Mio padre insisteva.
 
- Anahita forse ha bisogno di aiuto con la casa e coi bambini. Posso andare? -
 
Stava mentendo. Non era preoccupata per Anahita, e mio padre lo sapeva, però la lasciò andare, non volendo accanirsi troppo.
 
- Na’am*, vai pure. Sarai più serena quando tornerai -
- Shukran*. -  disse la mamma, e sorrise.
 
La vidi scomparire fra i vicoli stretti.
 
- E ora divertiamoci, da veri uomini! Il 21 agosto è un giorno speciale e capita solo una volta l’anno! - mi confidò euforico baba. 
 
Il 21 agosto è festa della gioventù in tutto il Marocco. La sera si danza tutti insieme e di giorno si mangiano squisitezze come l’harira e il tajine. Adoro questo giorno.
Stavo per rispondere anche io con toni entusiastici, quando ci voltammo tutti e due di scatto sentendo un rumore.
Dallo spicchio del mare di sabbia che vedevamo venivano, vestite di rosso, un centinaio di piccole figure. Battevano tamburi e urlavano come bestie impazzite.
La mamma entrò in casa correndo. Ansimava. Erano gli algerini. Minacciavano di far strage. Avevano attraversato il confine con la forza ed erano venuti qui, da noi, per massacrarci.
Restammo impietriti per alcuni istanti, poi il mio baba baciò dolcemente mia madre. Io avevo paura e mi sdraiai avvolgendomi nella stuoia che fungeva da letto. Tremavo. Chi erano, chi erano? Perché stavano entrando in casa nostra? Perché facevano uscire i miei genitori e li minacciavano con delle lance appuntite? Avevano anche rotto la porta di legno.
Uscii anch’io, seguendoli, e vidi mio padre intingere una mano nella vernice rossa e stamparla sul muro esterno della casa prima di sparire per sempre. Mamma si voltò verso di me singhiozzando, urlò e si dimenò. Prima che la sua testa si staccasse dal corpo e rotolasse a terra fra la polvere, si toccò il grembo piangendo. Era incinta. Ricordo ancora la sua testa mozzata ai miei piedi, i suoi occhi grandi spalancati in un gemito destinato a durare per l’eternità.

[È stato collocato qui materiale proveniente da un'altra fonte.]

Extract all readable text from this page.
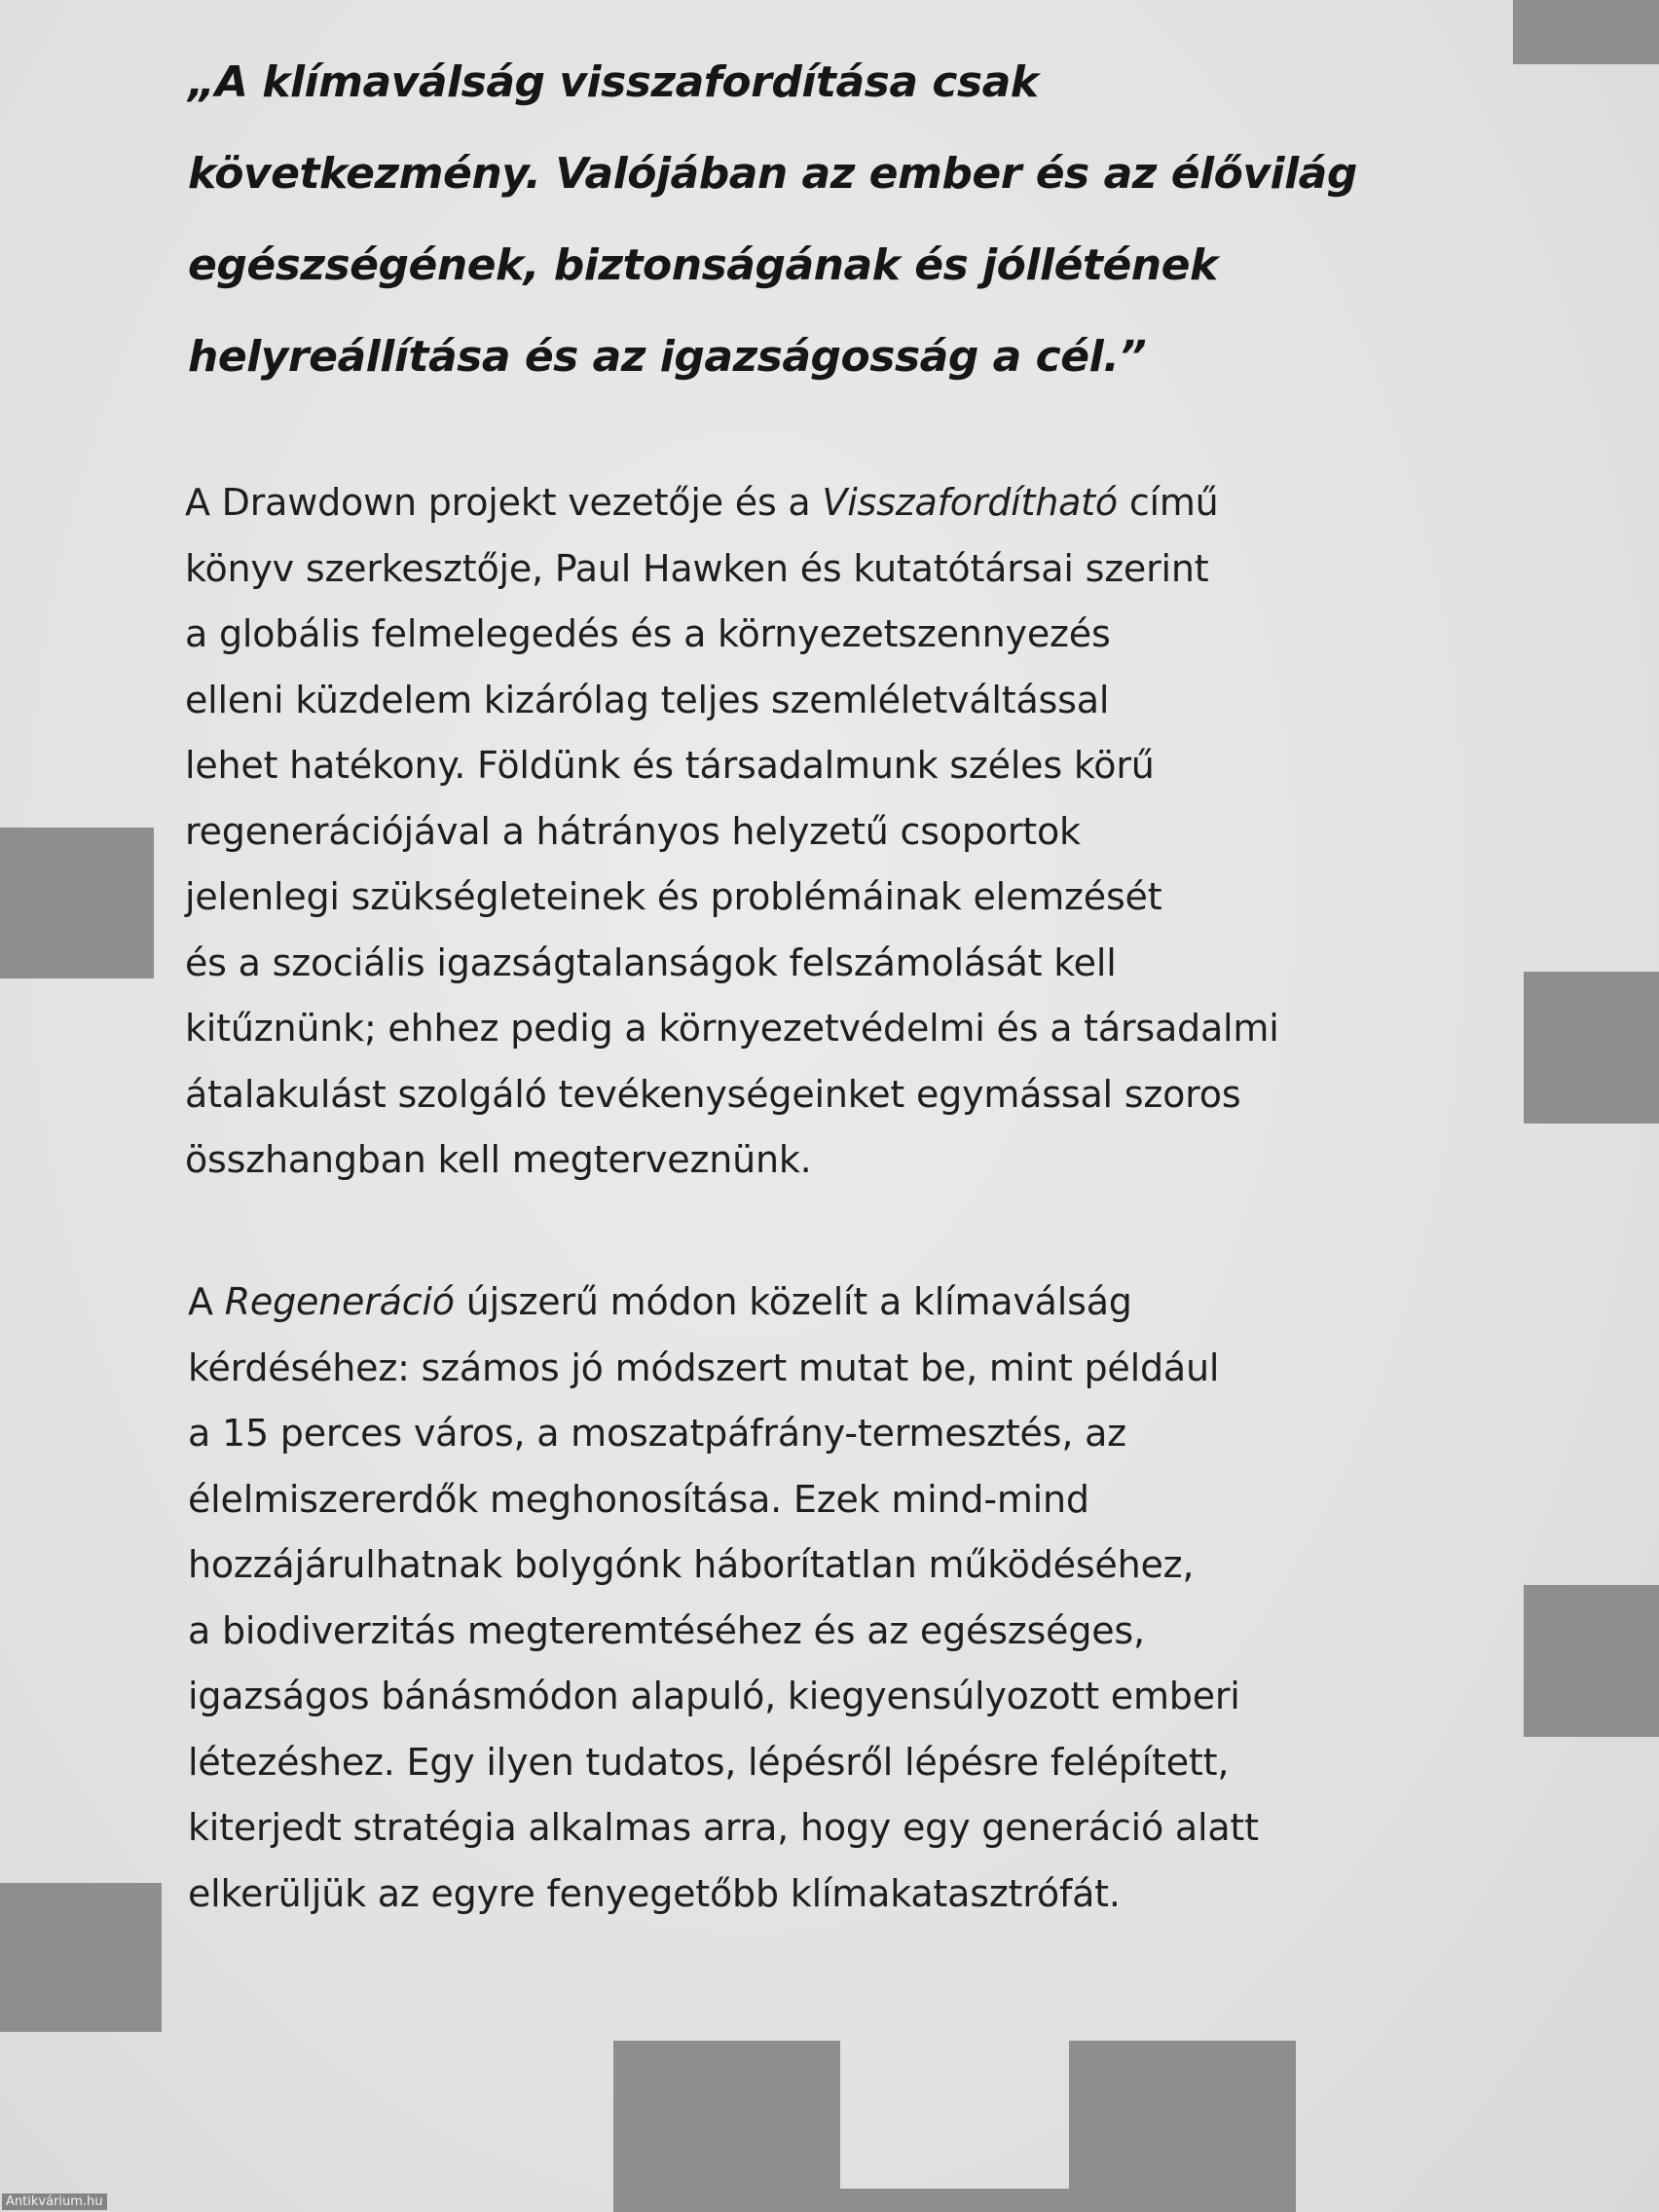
„A klímaválság visszafordítása csak
következmény. Valójában az ember és az élővilág
egészségének, biztonságának és jóllétének
helyreállítása és az igazságosság a cél.”

A Drawdown projekt vezetője és a Visszafordítható című
könyv szerkesztője, Paul Hawken és kutatótársai szerint
a globális felmelegedés és a környezetszennyezés
elleni küzdelem kizárólag teljes szemléletváltással
lehet hatékony. Földünk és társadalmunk széles körű
regenerációjával a hátrányos helyzetű csoportok
jelenlegi szükségleteinek és problémáinak elemzését
és a szociális igazságtalanságok felszámolását kell
kitűznünk; ehhez pedig a környezetvédelmi és a társadalmi
átalakulást szolgáló tevékenységeinket egymással szoros
összhangban kell megterveznünk.

A Regeneráció újszerű módon közelít a klímaválság
kérdéséhez: számos jó módszert mutat be, mint például
a 15 perces város, a moszatpáfrány-termesztés, az
élelmiszererdők meghonosítása. Ezek mind-mind
hozzájárulhatnak bolygónk háborítatlan működéséhez,
a biodiverzitás megteremtéséhez és az egészséges,
igazságos bánásmódon alapuló, kiegyensúlyozott emberi
létezéshez. Egy ilyen tudatos, lépésről lépésre felépített,
kiterjedt stratégia alkalmas arra, hogy egy generáció alatt
elkerüljük az egyre fenyegetőbb klímakatasztrófát.

Antikvárium.hu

Fu così per tutte le donne del villaggio, gli uomini furono catturati e condotti via per la strada. Ognuno si chinava e intingeva la propria mano nel colore, cercando disperatamente un modo per dire ai loro figli chi erano stati, per lasciargli un segno di loro. Scomparirono in silenzio ed il villaggio morì nel giro di pochi giorni, così come i suoi bambini più piccoli che non riuscivano a procurarsi del cibo.
Non dimenticai mai i volti dei miei genitori, quell’ultimo giorno insieme.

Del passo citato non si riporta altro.